Gong Changxi, d'un geste de la main, alluma une flamme sur le corps de la femme. Son souffle chaud s'abattit sur sa poitrine et, tout au long de son corps, Qing Shisi, telle une enfant curieuse, toucha une chose énorme, brûlante et pointant vers le haut.

Elle cligna de ses yeux de phénix et retira sa main, car l'homme laissa échapper un gémissement de plaisir. Bien qu'elle n'eût que peu d'expérience, elle avait été instructrice dans une vie antérieure, et personne ne connaissait mieux qu'elle l'anatomie du corps humain

; aussi savait-elle naturellement ce qu'elle venait de toucher.

Une vague de chaleur l'envahit, son visage s'empourprant instantanément. Elle n'osa pas regarder l'homme devant elle. « Mmm… » Une sensation fraîche et picotante se répandit dans sa poitrine, l'obligeant à baisser les yeux. La tête de l'homme était enfouie dans sa poitrine. Il tira la langue et lécha ses tétons en décrivant des cercles incessants.

Elle tétait parfois comme un bébé, ce qui obligeait Qing Shisi à plaquer ses mains contre la tête de l'homme pour l'empêcher de bouger. L'autre main de Gong Changxi n'était pas inactive non plus. D'abord, il caressait et taquinait ses seins fièrement dressés, mais peu à peu, il se lassa. Sa grande main parcourut le corps délicat de la femme.

Sa peau était lisse et claire, comme la plus fine des soies. Partout où ses grandes mains se posaient, des étincelles jaillissaient. La femme pencha la tête en arrière, le visage rouge, et laissa échapper de doux gémissements inconsciemment.

Se souvenant de ses subordonnés à l'extérieur du cachot, ses yeux de phénix s'illuminèrent de panique. Elle se mordit la lèvre inférieure, se refusant à prononcer le moindre son coquet qui l'aurait déshonorée. Sa large main continua sa descente, peut-être agacée par les lèvres serrées de la femme. L'homme zélé qui lui avait fait des suçons releva la tête et embrassa soudain ces lèvres envoûtantes.

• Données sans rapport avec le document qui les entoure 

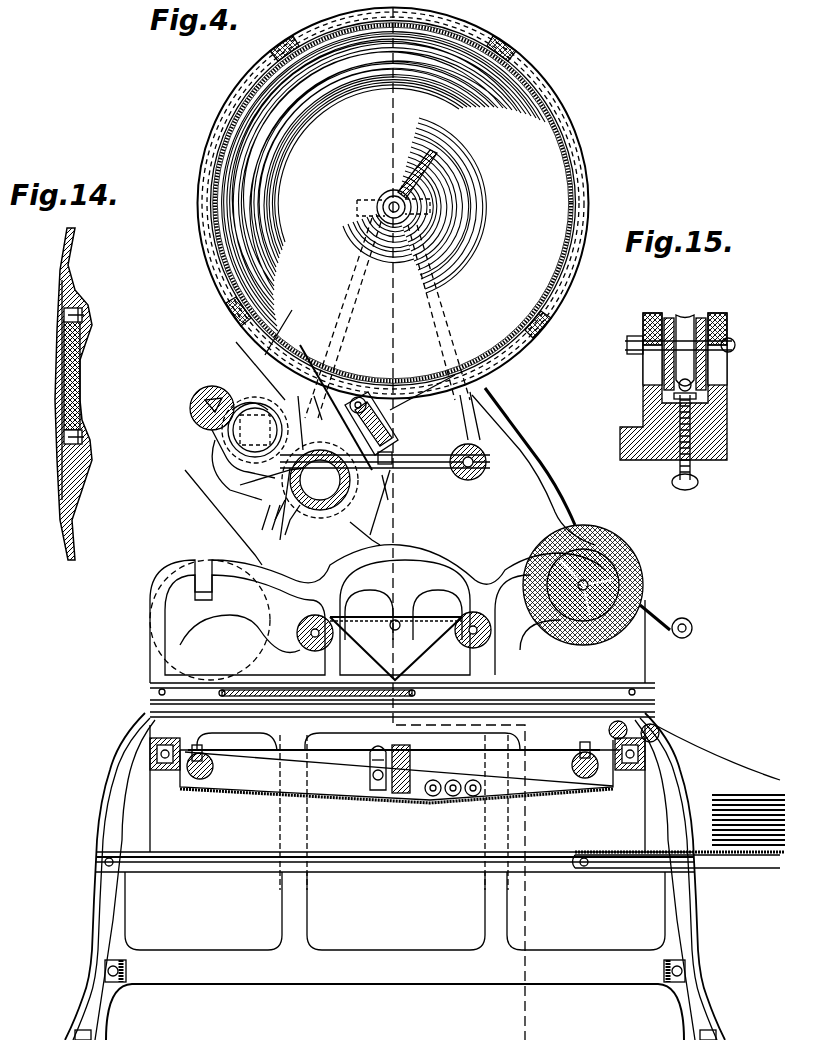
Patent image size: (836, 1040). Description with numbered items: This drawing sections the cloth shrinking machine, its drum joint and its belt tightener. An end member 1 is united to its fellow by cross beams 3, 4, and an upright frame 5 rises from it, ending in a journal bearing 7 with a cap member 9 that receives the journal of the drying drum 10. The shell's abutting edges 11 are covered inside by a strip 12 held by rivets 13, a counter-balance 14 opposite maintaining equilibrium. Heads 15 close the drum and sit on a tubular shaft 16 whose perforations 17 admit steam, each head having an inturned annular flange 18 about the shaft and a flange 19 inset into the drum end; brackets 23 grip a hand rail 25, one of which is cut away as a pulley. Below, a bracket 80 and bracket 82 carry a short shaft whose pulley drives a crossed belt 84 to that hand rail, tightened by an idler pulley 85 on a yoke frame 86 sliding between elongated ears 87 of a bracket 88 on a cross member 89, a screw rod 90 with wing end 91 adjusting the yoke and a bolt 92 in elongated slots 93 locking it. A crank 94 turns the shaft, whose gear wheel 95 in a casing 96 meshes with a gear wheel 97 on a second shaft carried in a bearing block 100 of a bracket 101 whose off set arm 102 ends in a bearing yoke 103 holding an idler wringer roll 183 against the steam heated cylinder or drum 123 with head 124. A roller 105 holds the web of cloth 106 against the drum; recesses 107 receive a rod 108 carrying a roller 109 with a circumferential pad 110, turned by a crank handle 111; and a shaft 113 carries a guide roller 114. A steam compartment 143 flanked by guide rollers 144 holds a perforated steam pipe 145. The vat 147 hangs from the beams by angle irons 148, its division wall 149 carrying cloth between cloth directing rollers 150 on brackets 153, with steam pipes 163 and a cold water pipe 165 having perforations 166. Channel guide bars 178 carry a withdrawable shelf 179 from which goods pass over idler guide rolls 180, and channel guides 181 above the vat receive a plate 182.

In FIG. 4, the end member 1 is at (348, 982).
In FIG. 4, the cross beam 3 is at (150, 760).
In FIG. 4, the cross beam 4 is at (128, 965).
In FIG. 4, the frame 5 is at (440, 20).
In FIG. 4, the journal bearing 7 is at (360, 210).
In FIG. 4, the cap member 9 is at (385, 190).
In FIG. 4, the drying drum 10 is at (216, 146).
In FIG. 14, the drying drum 10 is at (65, 538).
In FIG. 4, the abutting edges 11 is at (258, 352).
In FIG. 14, the abutting edges 11 is at (55, 395).
In FIG. 4, the strip 12 is at (286, 323).
In FIG. 14, the strip 12 is at (78, 378).
In FIG. 14, the rivets 13 is at (84, 318).
In FIG. 4, the counter-balance 14 is at (516, 84).
In FIG. 4, the head 15 is at (520, 182).
In FIG. 4, the shaft 16 is at (378, 200).
In FIG. 4, the perforations 17 is at (420, 172).
In FIG. 4, the inturned annular flange 18 is at (410, 222).
In FIG. 4, the flange 19 is at (568, 216).
In FIG. 4, the bracket 23 is at (280, 52).
In FIG. 4, the hand rail 25 is at (589, 152).
In FIG. 4, the bracket 80 is at (335, 335).
In FIG. 4, the bracket 82 is at (263, 518).
In FIG. 4, the belt 84 is at (332, 318).
In FIG. 4, the idler pulley 85 is at (420, 380).
In FIG. 15, the idler pulley 85 is at (686, 312).
In FIG. 15, the yoke frame 86 is at (706, 372).
In FIG. 4, the elongated ears 87 is at (402, 300).
In FIG. 15, the elongated ears 87 is at (643, 407).
In FIG. 4, the bracket 88 is at (392, 450).
In FIG. 15, the bracket 88 is at (641, 462).
In FIG. 4, the cross member 89 is at (440, 478).
In FIG. 15, the screw rod 90 is at (692, 430).
In FIG. 4, the wing end 91 is at (387, 495).
In FIG. 15, the wing end 91 is at (698, 484).
In FIG. 15, the bolt 92 is at (737, 342).
In FIG. 4, the elongated slots 93 is at (360, 396).
In FIG. 15, the elongated slots 93 is at (645, 372).
In FIG. 4, the crank 94 is at (272, 545).
In FIG. 4, the gear wheel 95 is at (385, 530).
In FIG. 4, the casing 96 is at (392, 528).
In FIG. 4, the gear wheel 97 is at (262, 400).
In FIG. 4, the bearing block 100 is at (225, 478).
In FIG. 4, the bracket 101 is at (232, 488).
In FIG. 4, the off set arm 102 is at (240, 455).
In FIG. 4, the bearing yoke 103 is at (190, 405).
In FIG. 4, the roller 105 is at (478, 450).
In FIG. 4, the web of cloth 106 is at (490, 392).
In FIG. 4, the recesses 107 is at (210, 590).
In FIG. 4, the rod 108 is at (598, 645).
In FIG. 4, the roller 109 is at (640, 592).
In FIG. 4, the circumferential pad 110 is at (240, 640).
In FIG. 4, the crank handle 111 is at (676, 638).
In FIG. 4, the shaft 113 is at (348, 512).
In FIG. 4, the roller 114 is at (312, 512).
In FIG. 4, the cylinder or drum 123 is at (238, 405).
In FIG. 4, the head 124 is at (240, 410).
In FIG. 4, the steam compartment 143 is at (430, 648).
In FIG. 4, the guide rollers 144 is at (297, 635).
In FIG. 4, the perforated steam pipe 145 is at (402, 615).
In FIG. 4, the vat 147 is at (262, 800).
In FIG. 4, the angle irons 148 is at (170, 775).
In FIG. 4, the division wall 149 is at (400, 796).
In FIG. 4, the cloth directing roller 150 is at (204, 780).
In FIG. 4, the brackets 153 is at (205, 760).
In FIG. 4, the steam pipes 163 is at (468, 800).
In FIG. 4, the cold water pipe 165 is at (370, 778).
In FIG. 4, the perforations 166 is at (370, 790).
In FIG. 4, the channel guide bars 178 is at (236, 872).
In FIG. 4, the shelf 179 is at (727, 872).
In FIG. 4, the idler guide rolls 180 is at (640, 728).
In FIG. 4, the channel guides 181 is at (640, 688).
In FIG. 4, the plate 182 is at (358, 809).
In FIG. 4, the idler wringer roll 183 is at (205, 418).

Sa grande main, toujours agitée, guida la petite main de Qing Shisi jusqu'au bord de sa culotte. « Mmm… » Ses lèvres étaient comme possédées par l'homme, et elle était incapable de parler. De plus, son esprit était comme enivré par la douceur de ses baisers.

Sa culotte glissa légèrement au sol, et tous deux se retrouvèrent entièrement nus l'un devant l'autre. Sa longue langue ne lui laissa aucune chance de s'échapper, aspirant avec une douceur et une domination à la fois le parfum de ses lèvres, tandis que les grandes mains de l'homme se posaient sur cette touffe d'herbe si attirante.

« Ah… » Profitant d'un moment d'inattention, Qing Shisi laissa échapper un cri. On la tripotait et la pinçait de façon inappropriée. Cette sensation la fit regretter son geste, elle qui d'ordinaire si intrépide. Ce n'était que le début, et c'était déjà si douloureux. Si cela commençait vraiment, la douleur serait-elle insoutenable ?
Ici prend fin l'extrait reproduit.